Había días en que una lujuria vana y estólida se apoderaba de los otrora violentos apetitos carnales de mi padre. Enviaba entonces a su destartalada tropa a la busca y captura de alguna descuidada o inocente habitante de los contornos. Una vez ésta hallábase, de grado, por fuerza, o apáticamente sumisa en su presencia, sentábala sobre la mesa (como si de otra oca se tratase) con toda su pandilla en torno. Fijaba en ella sus ojos, que iban tornándose gelatinosos hasta semejar iban a derretirse sobre sus mejillas. Luego prorrumpía en risas tan infantiles e inocuas como cuando le llevaban ante los racimos. Pellizcaba con sus deditos rechonchos de uñas negras ora aquí, ora allá la carne de la mujer. Y caía finalmente en una furia inane que, por lo común, degeneraba en llanto. Entonces mandaba devolver a la mujer a su casa, recomendándole mucha honestidad y recato: "Pues -solía decir, entre suspiros- los lobos acechan a las tiernas ovejas donde menos se espera". Tras lo cual solía reclamar urgentemente que le preparasen la comida, pues esto era ya lo que en verdad alcanzaba a saborear mejor, o bien se entregaba con aplicación al vino, cosa que nunca olvidó ni despreció. Una vez consumidos tan sólidos como fieles placeres, retirábase a lomos de sus jorobados. De tal guisa transportado le veía alejarse escaleras arriba: nalgudo, quejicoso, derrumbado en grasa. Y ofrecía a mis ojos el espectáculo de la más cruel destrucción y derrota que caben en humana naturaleza.

A pesar de lo poco regalado y aun calamitoso de mi existencia, lo cierto es que crecí duro y templado como una lanza. Siempre fui delgado -cómo no serlo, forzado a tanta privación y recelo-, pero tenía músculos más duros, castigados y flexibles que el cuero curtido. Y eran tan ágiles mis piernas y tan certeros mis golpes como sólo espabila en este mundo un continuo hurtar el cuerpo a las más imprevisibles trampas y descalabros. Al igual que mis hermanos crecí rápidamente y fui, en toda edad, más alto que la mayoría. De suerte que siempre creyéronme de más años a los que en realidad contaba. A los once seguramente parecía de catorce y así me ocurrió toda la vida. Cuando cumplí el undécimo, algunas muchachas y aun mujeres maduras empezaron a mirarme a hurtadillas, de forma harto turbadora. En estas ocasiones reverdecía en mí la curiosidad que, en mi primera infancia, sentí por mi aspecto, ferozmente descrito por mí madre.

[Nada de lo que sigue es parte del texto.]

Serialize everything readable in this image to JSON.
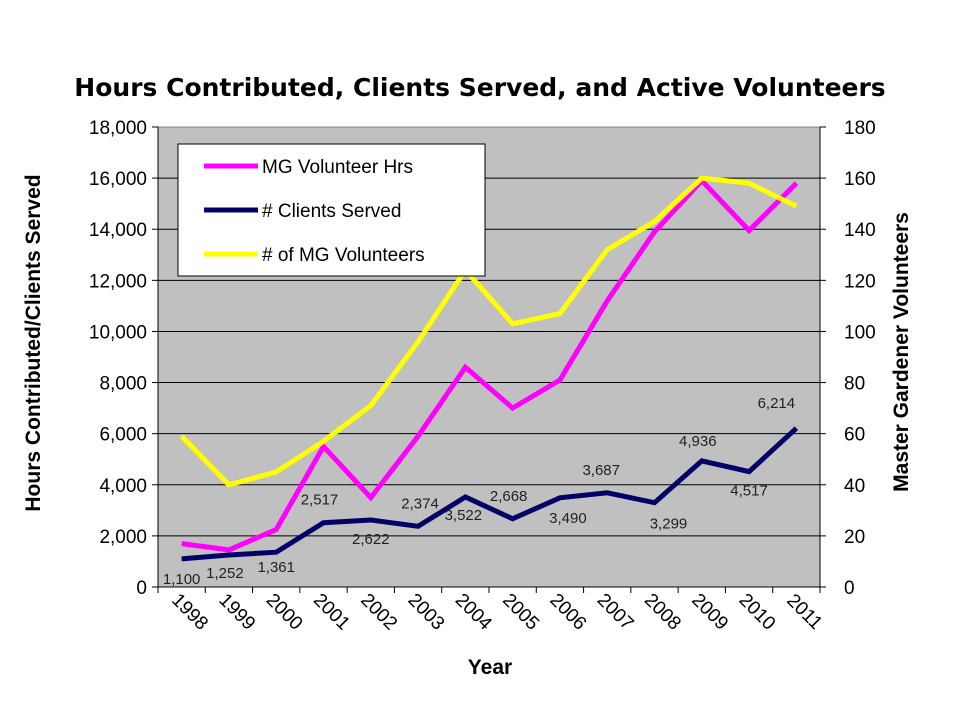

De nuevo fui a mirarme en el agua y me hallé -como entonces- tan sucio, desgarrado y raposuno que pocas ganas tuve de repetir la experiencia.

De manera que mucho me desconcertó el significado de aquellas femeninas miradas. Siempre fui muy feo: cara de zorro, nariz aplastada, y tan rubio el pelo que a todos causaba extrañeza, pues, al sol, parecía blanco. Y este detalle inquietaba a quien lo observaba, ya que yo era un muchacho y no un anciano.

Mi padre solía peinarse al estilo de nuestros abuelos: todo para la frente y la nuca rapada. Era, como yo, feo por naturaleza. Y en verdad, a mi parecer, esa forma de distribuir su cabello llegaba a ponerlo horroroso. Sin embargo él cuidó mucho siempre ese detalle ya que no otros. En cuanto a mí, ni tan someros cuidados presté a mi cabeza, juzgando tal vez mejor dejar las cosas como estaban y no empeorarlas. Como mi pelo era en verdad abundante y crecía a su aire en hirsutos mechones, llegué a lucir en lo alto de mi persona una suerte de crin, o penacho, como el que ondean los caballos (pero sin la nobleza de estos animales). Y como no lo desenredaba nunca, abandoné cualquier tentación de darles una inclinación más humana.